Der Konzern rühmt sich, ein nachhaltiges Wassermanagement zu betreiben. Das Werk in Sheikupura und ein weiteres in Pakistan sind 2017 nach dem AWS-Standard zertifiziert worden – der nicht von Industrieberatern, sondern von der Umweltstiftung WWF entwickelt worden ist. Der Konzern fördert Bauern, die wassersparende Anbaumethoden nutzen, und sponsert eine Privat-Universität in Lahore, die unter anderem Konzepte für eine effizientere Wasserwirtschaft entwickelt.
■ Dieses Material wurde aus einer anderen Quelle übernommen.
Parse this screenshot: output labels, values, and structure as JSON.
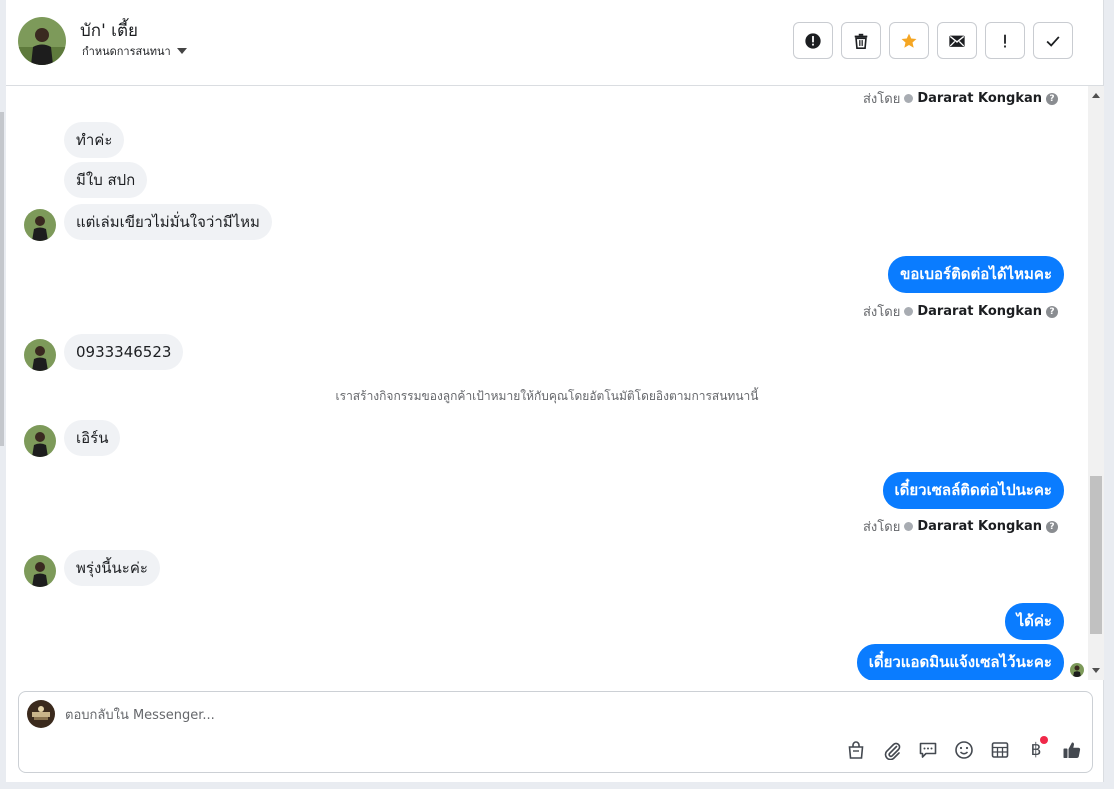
{
  "header": {
    "contact_name": "บัก' เตี้ย",
    "assign_label": "กำหนดการสนทนา"
  },
  "actions": [
    {
      "name": "spam-icon",
      "title": "spam"
    },
    {
      "name": "trash-icon",
      "title": "delete"
    },
    {
      "name": "star-icon",
      "title": "star"
    },
    {
      "name": "mail-icon",
      "title": "mark unread"
    },
    {
      "name": "exclamation-icon",
      "title": "follow up"
    },
    {
      "name": "check-icon",
      "title": "done"
    }
  ],
  "colors": {
    "outgoing_bubble": "#0a7cff",
    "incoming_bubble": "#f0f2f5",
    "star": "#f5a623",
    "notification_dot": "#f02849"
  },
  "thread": {
    "sent_by_prefix": "ส่งโดย",
    "agent_name": "Dararat Kongkan",
    "messages": {
      "m1": "ทำค่ะ",
      "m2": "มีใบ สปก",
      "m3": "แต่เล่มเขียวไม่มั่นใจว่ามีไหม",
      "m4": "ขอเบอร์ติดต่อได้ไหมคะ",
      "m5": "0933346523",
      "m6": "เอิร์น",
      "m7": "เดี๋ยวเซลล์ติดต่อไปนะคะ",
      "m8": "พรุ่งนี้นะค่ะ",
      "m9": "ได้ค่ะ",
      "m10": "เดี๋ยวแอดมินแจ้งเซลไว้นะคะ"
    },
    "system_note": "เราสร้างกิจกรรมของลูกค้าเป้าหมายให้กับคุณโดยอัตโนมัติโดยอิงตามการสนทนานี้"
  },
  "composer": {
    "placeholder": "ตอบกลับใน Messenger...",
    "value": "",
    "currency_symbol": "฿",
    "tools": [
      "shopping-bag-icon",
      "attachment-icon",
      "saved-reply-icon",
      "emoji-icon",
      "table-icon",
      "baht-icon",
      "like-icon"
    ]
  }
}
Einer der bekanntesten Nestlé-Kritiker in Pakistan, der Umweltanwalt und -Aktivist Rafay Alam, erkennt das alles an. Er sagt sogar, beim Treffen in dem Hotel in Lahore mit den Wasserwarnschildern: „Das Nestlé-Werk in Sheikupura ist super, mit einem prima Management.“ Trotzdem sieht er die Veränderungen im Wassersektor, für die Nestlés Pure Life das Symbol ist, höchst kritisch – nämlich „die Umwandlung von Trinkwasser in eine Ware“. Als Kind habe er überallhin kommen können, erzählt er, „und du bekamst ein Glas Wasser umsonst, und zwar gutes Wasser.“ Heute gebe es das nicht mehr. „Man kann dem Leitungswasser nicht mehr trauen.“
Der Wassersektor im Land sei völlig desolat, kritisiert Alam. Die Trinkwasserleitungen und Abwasserkanäle würden nicht in Schuss gehalten, gingen immer öfter kaputt, wodurch die Verseuchungen entstünden. „Die Versorger kommen nicht mehr nach, weil sie unterfinanziert sind.“ So sei ein zweites Versorgungssystem mit „gesundem“ Wasser in Flaschen entstanden, das sich allerdings nur die Reichen leisten könnten und durch Plastikverpackung und Vertrieb per Lastwagen zusätzliche Umweltbelastungen erzeuge. Alam empört sich: Nestlé könne die Grundwasserressourcen kostenlos ausbeuten, weil das pakistanische Wasserrecht dafür keine Abgaben vorsieht. „Das ist doch absurd. Die kriegen das Wasser umsonst, und wir müssen es kaufen und dann noch Steuer darauf zahlen.“
Der Chef von Nestlé-Pakistan, Bruno Olierhoek, sieht diese Kritik gelassen. Er sagt, Nestlé halte sich an die Gesetze, und falls der pakistanische Staat irgendwann einmal eine Grundwasserabgabe einführen sollte, werde die natürlich gezahlt. „Allerdings müssen wir diese Kosten dann an den Konsumenten weitergeben“, sagt der Manager, der seit über 20 Jahren in dem Konzern ist und mehrere Stationen in Afrika und Asien hinter sich hat. Große Sorgen, dass ihm deswegen das Geschäft wegbrechen würde, muss er wohl kaum haben. Die Wasserkrise in Pakistan spitzt sich nämlich weiter zu. In Lahore sinkt der Grundwasserspiegel pro Jahr um fast einen Meter. Es wird Raubbau betrieben, um die Stadt zu versorgen. Vor 20 Jahren kam das Wasser aus zehn Metern Tiefe, inzwischen ist man mit dem Brunnenbohren bei fast 250 Metern angelangt. Aber irgendwann, warnen Experten, geht es so nicht mehr weiter.